Kelcie wrestled so much, Blizzard finally set her on her feet, but didn’t let go. “Kelcie! Calm down!”
“Get control of her,” Grimes snarled.
Kelcie swore she saw fangs! This isn’t real! It’s impossible! She stomped on Elliott’s shiny black leather shoes, grinding her heel into his toes. His grip loosened enough for her to rip free. She took off running, but only made it to the bottom of the stairwell before Elliott somehow raced around her, blocking her path.
Kelcie held her hands up, backing down the stairs. “How did you do—?”
Blizzard cut her off, spinning her around, grabbing hold of her upper arms. “Listen to me. We can do this the easy way or the hard way. But I promise that if you do what you’re told, you will have the answers you’ve been looking for since the day I met you. You will find out who your parents are.”
Kelcie stretched, trying to get him off of her. “You’re lying. If you knew who my parents were, you would’ve told me a long time ago. You know how important that is to me!”
“Maybe I would or maybe I wouldn’t…” Blizzard let that sink in. “Maybe you’ve been kept clueless for a reason.”

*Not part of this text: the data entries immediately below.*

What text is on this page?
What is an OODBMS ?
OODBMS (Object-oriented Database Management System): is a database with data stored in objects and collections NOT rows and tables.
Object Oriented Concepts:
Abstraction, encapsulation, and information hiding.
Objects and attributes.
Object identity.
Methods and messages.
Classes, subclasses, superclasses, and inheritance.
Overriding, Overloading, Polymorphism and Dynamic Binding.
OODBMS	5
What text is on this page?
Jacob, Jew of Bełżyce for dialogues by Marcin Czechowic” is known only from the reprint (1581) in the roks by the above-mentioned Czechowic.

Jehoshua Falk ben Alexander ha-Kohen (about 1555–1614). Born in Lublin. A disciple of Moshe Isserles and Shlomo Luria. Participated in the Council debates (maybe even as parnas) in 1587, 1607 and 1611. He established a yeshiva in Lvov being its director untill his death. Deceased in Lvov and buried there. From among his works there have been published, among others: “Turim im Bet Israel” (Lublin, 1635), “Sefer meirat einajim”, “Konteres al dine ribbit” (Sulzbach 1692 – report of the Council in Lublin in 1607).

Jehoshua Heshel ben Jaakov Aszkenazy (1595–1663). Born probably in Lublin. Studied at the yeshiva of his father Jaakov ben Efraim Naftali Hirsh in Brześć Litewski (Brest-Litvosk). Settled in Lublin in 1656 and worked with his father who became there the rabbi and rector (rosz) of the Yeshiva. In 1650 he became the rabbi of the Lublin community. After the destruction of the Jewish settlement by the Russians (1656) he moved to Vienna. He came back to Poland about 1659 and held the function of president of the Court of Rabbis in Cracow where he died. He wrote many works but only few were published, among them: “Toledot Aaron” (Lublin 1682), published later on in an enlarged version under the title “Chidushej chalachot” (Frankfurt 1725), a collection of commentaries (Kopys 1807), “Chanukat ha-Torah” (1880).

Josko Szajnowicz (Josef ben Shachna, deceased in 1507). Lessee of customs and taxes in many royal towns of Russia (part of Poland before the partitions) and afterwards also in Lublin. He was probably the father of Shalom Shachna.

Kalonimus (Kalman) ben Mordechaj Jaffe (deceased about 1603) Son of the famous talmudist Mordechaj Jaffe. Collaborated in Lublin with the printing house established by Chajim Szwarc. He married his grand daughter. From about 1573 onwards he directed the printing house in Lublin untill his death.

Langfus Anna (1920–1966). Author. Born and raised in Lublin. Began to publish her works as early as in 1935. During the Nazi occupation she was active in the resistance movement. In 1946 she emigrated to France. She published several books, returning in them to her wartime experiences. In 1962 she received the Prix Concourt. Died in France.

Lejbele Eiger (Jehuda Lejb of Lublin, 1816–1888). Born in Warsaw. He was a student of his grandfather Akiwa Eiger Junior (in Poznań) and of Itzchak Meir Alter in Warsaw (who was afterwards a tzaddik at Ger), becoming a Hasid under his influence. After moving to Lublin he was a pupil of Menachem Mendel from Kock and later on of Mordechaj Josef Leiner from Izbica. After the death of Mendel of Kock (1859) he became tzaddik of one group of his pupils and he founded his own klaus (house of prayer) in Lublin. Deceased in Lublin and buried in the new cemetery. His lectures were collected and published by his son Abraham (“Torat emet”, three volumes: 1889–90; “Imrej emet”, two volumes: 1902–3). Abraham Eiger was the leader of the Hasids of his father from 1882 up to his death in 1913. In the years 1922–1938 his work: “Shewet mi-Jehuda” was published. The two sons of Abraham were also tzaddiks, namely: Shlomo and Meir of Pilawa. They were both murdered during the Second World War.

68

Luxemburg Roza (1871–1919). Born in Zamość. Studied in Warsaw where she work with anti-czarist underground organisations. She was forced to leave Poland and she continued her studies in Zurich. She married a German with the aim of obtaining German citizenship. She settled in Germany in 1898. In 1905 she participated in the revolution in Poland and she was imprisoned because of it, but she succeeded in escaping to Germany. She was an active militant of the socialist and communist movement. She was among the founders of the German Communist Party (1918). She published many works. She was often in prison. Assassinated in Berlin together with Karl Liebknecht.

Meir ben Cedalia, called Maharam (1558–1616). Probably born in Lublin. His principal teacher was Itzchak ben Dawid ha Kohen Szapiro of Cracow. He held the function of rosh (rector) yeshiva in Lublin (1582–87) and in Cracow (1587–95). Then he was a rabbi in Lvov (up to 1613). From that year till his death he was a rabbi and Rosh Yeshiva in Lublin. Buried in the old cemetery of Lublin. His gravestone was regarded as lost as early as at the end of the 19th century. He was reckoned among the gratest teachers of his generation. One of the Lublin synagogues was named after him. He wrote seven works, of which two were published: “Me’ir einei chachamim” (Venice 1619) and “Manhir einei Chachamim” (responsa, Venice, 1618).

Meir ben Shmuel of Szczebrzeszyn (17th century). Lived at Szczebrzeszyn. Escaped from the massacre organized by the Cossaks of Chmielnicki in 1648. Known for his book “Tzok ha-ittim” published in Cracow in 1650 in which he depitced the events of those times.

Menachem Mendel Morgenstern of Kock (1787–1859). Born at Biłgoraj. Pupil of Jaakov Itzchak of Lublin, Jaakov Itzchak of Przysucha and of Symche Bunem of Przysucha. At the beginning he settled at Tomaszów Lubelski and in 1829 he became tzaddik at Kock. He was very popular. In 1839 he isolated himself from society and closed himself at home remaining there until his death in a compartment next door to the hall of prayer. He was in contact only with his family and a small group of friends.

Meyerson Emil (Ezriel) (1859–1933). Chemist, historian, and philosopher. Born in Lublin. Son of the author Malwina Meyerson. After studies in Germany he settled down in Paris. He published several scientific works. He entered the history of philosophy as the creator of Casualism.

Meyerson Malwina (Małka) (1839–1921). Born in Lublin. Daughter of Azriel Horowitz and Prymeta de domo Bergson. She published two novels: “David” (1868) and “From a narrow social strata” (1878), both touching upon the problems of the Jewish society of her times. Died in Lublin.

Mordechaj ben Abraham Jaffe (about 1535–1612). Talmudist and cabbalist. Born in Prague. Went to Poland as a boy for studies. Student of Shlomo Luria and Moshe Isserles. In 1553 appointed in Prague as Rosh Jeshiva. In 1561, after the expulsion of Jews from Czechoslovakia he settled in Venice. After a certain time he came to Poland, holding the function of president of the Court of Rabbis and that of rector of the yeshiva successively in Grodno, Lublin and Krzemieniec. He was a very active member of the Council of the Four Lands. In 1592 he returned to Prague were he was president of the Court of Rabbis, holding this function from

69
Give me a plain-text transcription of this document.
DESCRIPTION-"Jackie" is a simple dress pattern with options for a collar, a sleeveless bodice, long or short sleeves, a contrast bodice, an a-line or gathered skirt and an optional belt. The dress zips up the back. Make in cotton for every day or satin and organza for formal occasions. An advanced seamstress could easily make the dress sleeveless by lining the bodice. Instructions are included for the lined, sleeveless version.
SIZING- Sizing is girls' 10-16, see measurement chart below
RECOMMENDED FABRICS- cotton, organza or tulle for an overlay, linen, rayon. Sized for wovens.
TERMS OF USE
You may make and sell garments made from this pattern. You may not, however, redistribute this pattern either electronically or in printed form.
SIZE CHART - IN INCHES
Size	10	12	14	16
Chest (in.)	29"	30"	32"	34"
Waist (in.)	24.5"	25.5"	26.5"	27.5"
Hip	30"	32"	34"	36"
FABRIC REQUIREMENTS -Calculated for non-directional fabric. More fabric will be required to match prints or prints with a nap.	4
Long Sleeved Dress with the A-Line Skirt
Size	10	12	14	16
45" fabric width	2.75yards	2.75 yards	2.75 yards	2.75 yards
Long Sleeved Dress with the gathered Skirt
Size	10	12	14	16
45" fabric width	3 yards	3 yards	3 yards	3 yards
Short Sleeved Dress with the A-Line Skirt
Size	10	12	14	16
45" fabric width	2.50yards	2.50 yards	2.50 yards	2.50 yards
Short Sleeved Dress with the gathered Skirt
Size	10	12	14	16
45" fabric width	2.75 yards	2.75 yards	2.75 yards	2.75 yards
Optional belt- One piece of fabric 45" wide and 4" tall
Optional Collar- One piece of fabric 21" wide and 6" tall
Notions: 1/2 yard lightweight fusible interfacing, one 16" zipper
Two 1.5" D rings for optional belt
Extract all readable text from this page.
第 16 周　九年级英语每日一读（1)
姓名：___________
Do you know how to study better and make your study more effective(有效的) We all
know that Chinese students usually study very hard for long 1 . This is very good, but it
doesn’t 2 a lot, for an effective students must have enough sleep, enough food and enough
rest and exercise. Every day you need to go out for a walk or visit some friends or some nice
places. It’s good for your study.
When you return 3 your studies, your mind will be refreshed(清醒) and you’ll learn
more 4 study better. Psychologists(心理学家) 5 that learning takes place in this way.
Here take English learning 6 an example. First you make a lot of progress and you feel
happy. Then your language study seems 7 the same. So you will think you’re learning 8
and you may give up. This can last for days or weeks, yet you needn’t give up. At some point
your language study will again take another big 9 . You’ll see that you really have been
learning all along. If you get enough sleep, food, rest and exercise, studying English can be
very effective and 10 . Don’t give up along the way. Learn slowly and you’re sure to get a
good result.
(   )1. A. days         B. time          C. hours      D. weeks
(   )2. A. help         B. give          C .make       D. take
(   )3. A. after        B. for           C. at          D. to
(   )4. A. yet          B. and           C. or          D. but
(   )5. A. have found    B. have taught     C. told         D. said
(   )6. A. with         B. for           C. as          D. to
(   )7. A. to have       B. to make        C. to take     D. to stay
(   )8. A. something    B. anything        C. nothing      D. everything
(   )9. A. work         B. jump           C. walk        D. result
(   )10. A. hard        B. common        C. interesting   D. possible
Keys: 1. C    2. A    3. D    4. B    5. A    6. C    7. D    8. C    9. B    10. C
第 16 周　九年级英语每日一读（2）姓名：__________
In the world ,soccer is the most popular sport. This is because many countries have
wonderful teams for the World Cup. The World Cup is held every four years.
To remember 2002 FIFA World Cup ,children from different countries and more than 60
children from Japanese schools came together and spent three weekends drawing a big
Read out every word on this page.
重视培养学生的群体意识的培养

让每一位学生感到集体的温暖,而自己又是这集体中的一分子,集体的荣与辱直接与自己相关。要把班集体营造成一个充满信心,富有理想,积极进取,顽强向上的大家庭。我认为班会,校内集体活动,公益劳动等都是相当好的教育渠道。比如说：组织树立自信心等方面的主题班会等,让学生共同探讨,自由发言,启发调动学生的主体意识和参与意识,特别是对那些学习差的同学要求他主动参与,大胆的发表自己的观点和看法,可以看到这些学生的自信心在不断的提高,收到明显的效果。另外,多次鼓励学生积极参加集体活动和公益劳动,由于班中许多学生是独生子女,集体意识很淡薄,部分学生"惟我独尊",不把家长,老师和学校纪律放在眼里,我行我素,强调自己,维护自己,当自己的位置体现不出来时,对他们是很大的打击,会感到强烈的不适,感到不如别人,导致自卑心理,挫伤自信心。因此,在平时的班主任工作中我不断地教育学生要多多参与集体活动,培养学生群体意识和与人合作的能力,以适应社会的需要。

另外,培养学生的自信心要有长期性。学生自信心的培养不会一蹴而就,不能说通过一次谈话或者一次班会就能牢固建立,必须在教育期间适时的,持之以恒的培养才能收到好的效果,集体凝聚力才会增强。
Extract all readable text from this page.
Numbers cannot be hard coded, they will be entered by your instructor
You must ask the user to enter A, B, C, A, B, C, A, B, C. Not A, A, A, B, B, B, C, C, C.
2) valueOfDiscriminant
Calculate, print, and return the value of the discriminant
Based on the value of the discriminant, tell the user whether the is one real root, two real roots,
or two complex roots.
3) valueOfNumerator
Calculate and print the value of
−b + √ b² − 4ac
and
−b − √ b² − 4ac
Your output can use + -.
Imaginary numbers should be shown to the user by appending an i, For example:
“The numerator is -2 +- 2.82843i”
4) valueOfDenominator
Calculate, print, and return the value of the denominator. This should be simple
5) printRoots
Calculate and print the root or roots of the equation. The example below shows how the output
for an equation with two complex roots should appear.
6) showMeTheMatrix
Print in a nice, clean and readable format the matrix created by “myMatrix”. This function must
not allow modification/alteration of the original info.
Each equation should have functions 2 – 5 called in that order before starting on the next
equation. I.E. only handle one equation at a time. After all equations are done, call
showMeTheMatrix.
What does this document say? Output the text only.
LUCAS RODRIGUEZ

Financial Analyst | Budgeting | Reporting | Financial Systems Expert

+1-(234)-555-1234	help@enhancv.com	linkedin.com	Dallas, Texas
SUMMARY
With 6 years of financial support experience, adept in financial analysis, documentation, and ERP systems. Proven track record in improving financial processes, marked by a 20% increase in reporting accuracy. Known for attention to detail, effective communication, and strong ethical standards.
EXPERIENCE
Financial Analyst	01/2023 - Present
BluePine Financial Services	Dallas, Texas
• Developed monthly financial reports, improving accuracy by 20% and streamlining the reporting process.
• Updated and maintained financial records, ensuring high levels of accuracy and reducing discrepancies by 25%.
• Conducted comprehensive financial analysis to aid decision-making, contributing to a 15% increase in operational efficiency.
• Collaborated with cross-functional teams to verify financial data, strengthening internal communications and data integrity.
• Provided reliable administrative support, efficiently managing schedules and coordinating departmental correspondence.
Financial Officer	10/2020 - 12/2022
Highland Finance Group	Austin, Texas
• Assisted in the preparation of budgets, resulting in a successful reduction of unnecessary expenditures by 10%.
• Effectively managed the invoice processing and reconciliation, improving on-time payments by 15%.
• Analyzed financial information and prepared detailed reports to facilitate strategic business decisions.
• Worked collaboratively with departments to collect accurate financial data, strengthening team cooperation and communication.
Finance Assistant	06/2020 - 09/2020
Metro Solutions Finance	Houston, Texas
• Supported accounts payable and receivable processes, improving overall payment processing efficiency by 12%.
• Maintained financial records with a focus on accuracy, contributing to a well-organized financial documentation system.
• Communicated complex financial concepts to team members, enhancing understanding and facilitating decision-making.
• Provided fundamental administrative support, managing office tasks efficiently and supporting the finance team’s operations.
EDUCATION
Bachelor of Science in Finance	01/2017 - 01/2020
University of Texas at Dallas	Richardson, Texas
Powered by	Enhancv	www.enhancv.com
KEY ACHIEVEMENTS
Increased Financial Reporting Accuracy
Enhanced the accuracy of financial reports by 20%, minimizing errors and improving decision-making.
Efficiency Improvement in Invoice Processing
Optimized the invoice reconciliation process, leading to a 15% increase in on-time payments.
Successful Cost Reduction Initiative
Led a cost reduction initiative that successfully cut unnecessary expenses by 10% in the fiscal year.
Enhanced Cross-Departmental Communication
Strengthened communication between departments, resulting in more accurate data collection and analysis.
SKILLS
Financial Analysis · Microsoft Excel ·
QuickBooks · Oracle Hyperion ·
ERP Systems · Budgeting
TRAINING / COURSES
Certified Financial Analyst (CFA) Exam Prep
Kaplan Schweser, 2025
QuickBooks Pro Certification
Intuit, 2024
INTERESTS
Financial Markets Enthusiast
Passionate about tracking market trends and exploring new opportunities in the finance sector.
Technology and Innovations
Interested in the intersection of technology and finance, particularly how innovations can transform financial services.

Kelcie’s heart sank into her shoes. This was a nightmare … but what if it wasn’t? What if…? It didn’t matter. There was no way she was going into that vault, not without a fight.
Blizzard must’ve seen the mutiny in her eyes, because the next thing she knew he was hefting her off the ground again. He suffered scratches, brute force pummeling, anything Kelcie could inflict on him, but it wasn’t near enough to stop him from carrying her back down the damp tunnel, over the threshold, and inside the vault. Then, Grimes slammed the door shut behind them, plunging them into total darkness.